Sandbox compute is a one-time EUR trial credit that does not reset: compute is metered at the public pay-as-you-go rates and drawn against the credit. When trial_credit_used_eur >= trial_credit_eur, Sandbox.create() raises PlanLimitError with code="trial_exhausted" (free hits a hard wall; paid switches to pay-as-you-go). Metering rolls up actual cgroup CPU + working-set RAM per second, so an idle sandbox accrues only what it really uses.

Live metrics

sbx.metrics() returns this sandbox's live CPU and memory - the latest reading, a rolling ~60s sample window for sparklines, and its lifetime totals. Use it to watch a workload for saturation or memory pressure without instrumenting the workload itself.

m = sbx.metrics()
m.cpu.usage_percent     # 47.0  (% of allocated cores; pegged 1-core = 100)
m.cpu.usage_cores       # 0.94  (cores in use of m.cpu.cores)
m.memory.usage_bytes    # 1879048192  (working set, excludes reclaimable cache)
m.memory.usage_percent  # 43.7  (% of m.memory.limit_bytes)
m.lifetime.cpu_seconds  # 1284.31  (on-CPU seconds since the sandbox started)
for s in m.samples:     # oldest first; s.t is a datetime
    print(s.t, s.cpu_percent, s.mem_bytes)

It is telemetry, not a state change: a paused or terminated sandbox returns a result with null live usage (check m.sandbox_status) and an empty samples window - lifetime is still populated.

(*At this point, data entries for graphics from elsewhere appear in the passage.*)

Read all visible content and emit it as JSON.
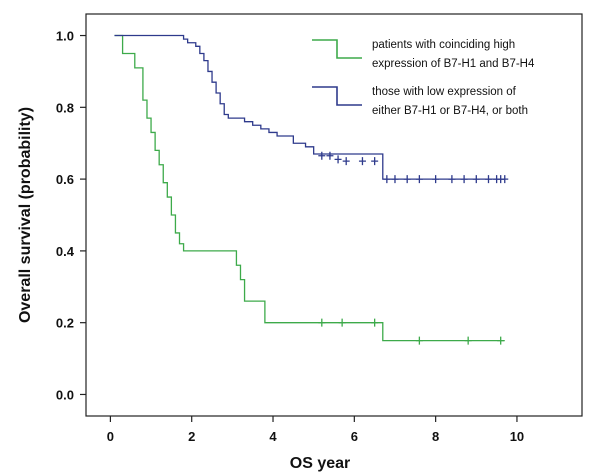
{
  "chart_data": {
    "type": "line",
    "subtype": "step",
    "xlabel": "OS  year",
    "ylabel": "Overall survival (probability)",
    "xlim": [
      -0.6,
      11.6
    ],
    "ylim": [
      -0.06,
      1.06
    ],
    "xticks": [
      0,
      2,
      4,
      6,
      8,
      10
    ],
    "yticks": [
      0.0,
      0.2,
      0.4,
      0.6,
      0.8,
      1.0
    ],
    "xtick_labels": [
      "0",
      "2",
      "4",
      "6",
      "8",
      "10"
    ],
    "ytick_labels": [
      "0.0",
      "0.2",
      "0.4",
      "0.6",
      "0.8",
      "1.0"
    ],
    "grid": false,
    "legend_position": "top-right",
    "series": [
      {
        "name": "patients with coinciding high expression of B7-H1 and B7-H4",
        "legend_lines": [
          "patients with coinciding high",
          "expression of B7-H1 and B7-H4"
        ],
        "color": "#3daa4a",
        "x": [
          0.1,
          0.3,
          0.6,
          0.8,
          0.9,
          1.0,
          1.1,
          1.2,
          1.3,
          1.4,
          1.5,
          1.6,
          1.7,
          1.8,
          1.9,
          2.0,
          3.1,
          3.2,
          3.3,
          3.5,
          3.8,
          6.7,
          9.7
        ],
        "y": [
          1.0,
          0.95,
          0.91,
          0.82,
          0.77,
          0.73,
          0.68,
          0.64,
          0.59,
          0.55,
          0.5,
          0.45,
          0.42,
          0.4,
          0.4,
          0.4,
          0.36,
          0.32,
          0.26,
          0.26,
          0.2,
          0.15,
          0.15
        ],
        "censored": [
          [
            5.2,
            0.2
          ],
          [
            5.7,
            0.2
          ],
          [
            6.5,
            0.2
          ],
          [
            7.6,
            0.15
          ],
          [
            8.8,
            0.15
          ],
          [
            9.6,
            0.15
          ]
        ]
      },
      {
        "name": "those with low expression of either B7-H1 or B7-H4, or both",
        "legend_lines": [
          "those with low expression of",
          "either B7-H1 or B7-H4, or both"
        ],
        "color": "#2e3a8c",
        "x": [
          0.1,
          1.8,
          1.9,
          2.1,
          2.2,
          2.3,
          2.4,
          2.5,
          2.6,
          2.7,
          2.8,
          2.9,
          3.3,
          3.5,
          3.7,
          3.9,
          4.1,
          4.5,
          4.8,
          5.0,
          6.7,
          9.7
        ],
        "y": [
          1.0,
          0.99,
          0.98,
          0.97,
          0.95,
          0.93,
          0.9,
          0.87,
          0.84,
          0.81,
          0.78,
          0.77,
          0.76,
          0.75,
          0.74,
          0.73,
          0.72,
          0.7,
          0.69,
          0.67,
          0.6,
          0.6
        ],
        "censored": [
          [
            5.2,
            0.665
          ],
          [
            5.4,
            0.665
          ],
          [
            5.6,
            0.655
          ],
          [
            5.8,
            0.65
          ],
          [
            6.2,
            0.65
          ],
          [
            6.5,
            0.65
          ],
          [
            6.8,
            0.6
          ],
          [
            7.0,
            0.6
          ],
          [
            7.3,
            0.6
          ],
          [
            7.6,
            0.6
          ],
          [
            8.0,
            0.6
          ],
          [
            8.4,
            0.6
          ],
          [
            8.7,
            0.6
          ],
          [
            9.0,
            0.6
          ],
          [
            9.3,
            0.6
          ],
          [
            9.5,
            0.6
          ],
          [
            9.6,
            0.6
          ],
          [
            9.7,
            0.6
          ]
        ]
      }
    ]
  }
}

Poll no faster than m.sample_interval_seconds; pass since=<datetime> to fetch only samples newer than your last poll.

Run a command

result = sbx.exec("python /workspace/main.py", timeout_seconds=60)
result.stdout       # str
result.stderr       # str
result.exit_code    # int
result.duration_ms  # int

Stream a long command

for chunk in sbx.exec_stream("python long_task.py"):
    if chunk.stream == "stdout":
        print(chunk.data, end="", flush=True)
    else:
        print(chunk.data, end="", flush=True, file=sys.stderr)

Files

sbx.files.write("/workspace/data.json", '{"x": 1}')
sbx.files.write_bytes("/workspace/blob.bin", b"\x00\x01\x02")

content = sbx.files.read("/workspace/out.txt")       # returns str
raw = sbx.files.read_bytes("/workspace/blob.bin")     # returns bytes

for entry in sbx.files.list("/workspace"):
    print(entry.name, entry.is_dir, entry.size)

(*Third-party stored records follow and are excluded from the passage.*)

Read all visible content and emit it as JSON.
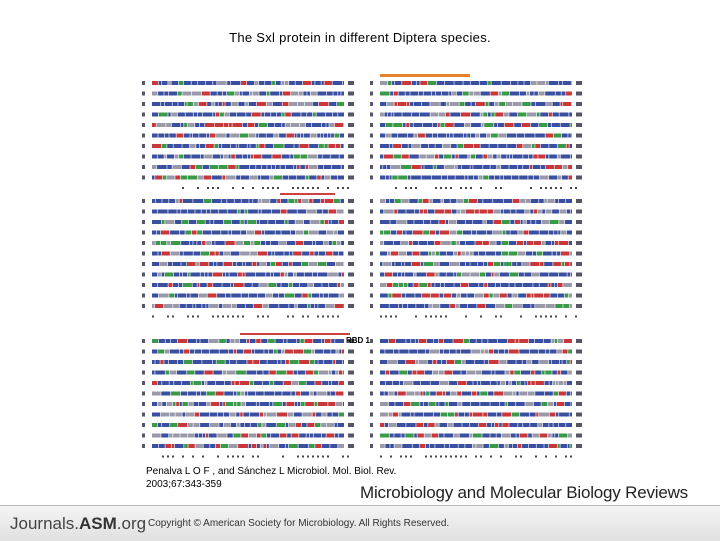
{
  "title": "The Sxl protein in different Diptera species.",
  "figure": {
    "label": "RBD 1",
    "description_colors": {
      "bar_orange": "#e8822a",
      "bar_red": "#d04040",
      "seq_blue": "#3a4fa0",
      "seq_red": "#c8373a",
      "seq_green": "#3a9a4a"
    }
  },
  "citation": {
    "line1": "Penalva L O F , and Sánchez L Microbiol. Mol. Biol. Rev.",
    "line2": "2003;67:343-359"
  },
  "journal_name": "Microbiology and Molecular Biology Reviews",
  "footer": {
    "brand_prefix": "Journals.",
    "brand_asm": "ASM",
    "brand_suffix": ".org",
    "copyright_symbol": "©",
    "copyright": "Copyright © American Society for Microbiology. All Rights Reserved."
  }
}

sbx.files.delete("/workspace/out.txt")

Pause + resume

Pausing snapshots the sandbox memory + disk and stops the compute meter. Resume restores it on the same or a different host. pause() returns the sandbox id; persist it across processes and pass to Sandbox.resume.

sbx = Sandbox.create(template="node-22", network="restricted")
sandbox_id = sbx.pause()
# ... minutes or hours later, from any worker:
sbx = Sandbox.resume(sandbox_id)

Snapshot retention is tier-capped (free: 1, payg: 10, enterprise: 50). Calling pause() over the cap raises SnapshotCapReached.

Terminate

Context-manager exit calls terminate(). Outside with:

sbx.terminate()

After terminate() the sandbox row stays in your account history but the VM and any in-memory state are gone.

List your sandboxes

for sbx in Sandbox.list(status="running"):
    print(sbx.id, sbx.template, sbx.created_at)

Errors

All SDK errors inherit from orkestr.OrkestrError.

Exception When
AuthError Missing / invalid / expired API key, or scope mismatch
RateLimitError Plan rate limit hit
PlanLimitError Sandbox limit, concurrent limit, snapshot cap
FleetFull Fleet momentarily at capacity (auto-retried first)
SandboxNotFound sandbox_id doesn't exist or isn't yours
SandboxNotReady Operation called on a paused / terminated sandbox
ExecTimeout exec() exceeded timeout_seconds
NetworkPolicyError Command tried to reach a host the policy blocks
OrkestrError Any other API-level error

When the fleet is momentarily full, create() and resume() back off and retry automatically (honouring the server's Retry-After), so a transient capacity blip doesn't kill a long-running agent. They only raise FleetFull once the retry budget is spent - tune it per call with max_retries / retry_max_seconds, or pass max_retries=0 to handle the backoff yourself.

Async support

The MVP SDK is sync only. Async (AsyncSandbox) lands in v0.2.0 if a design partner blocks on it; the wire format is identical.

Versioning

Follows Semantic Versioning. The SDK targets the /v1/sandboxes API; bumps to v1 of the API are non-breaking for SDK callers. v2 of the API will require an SDK major.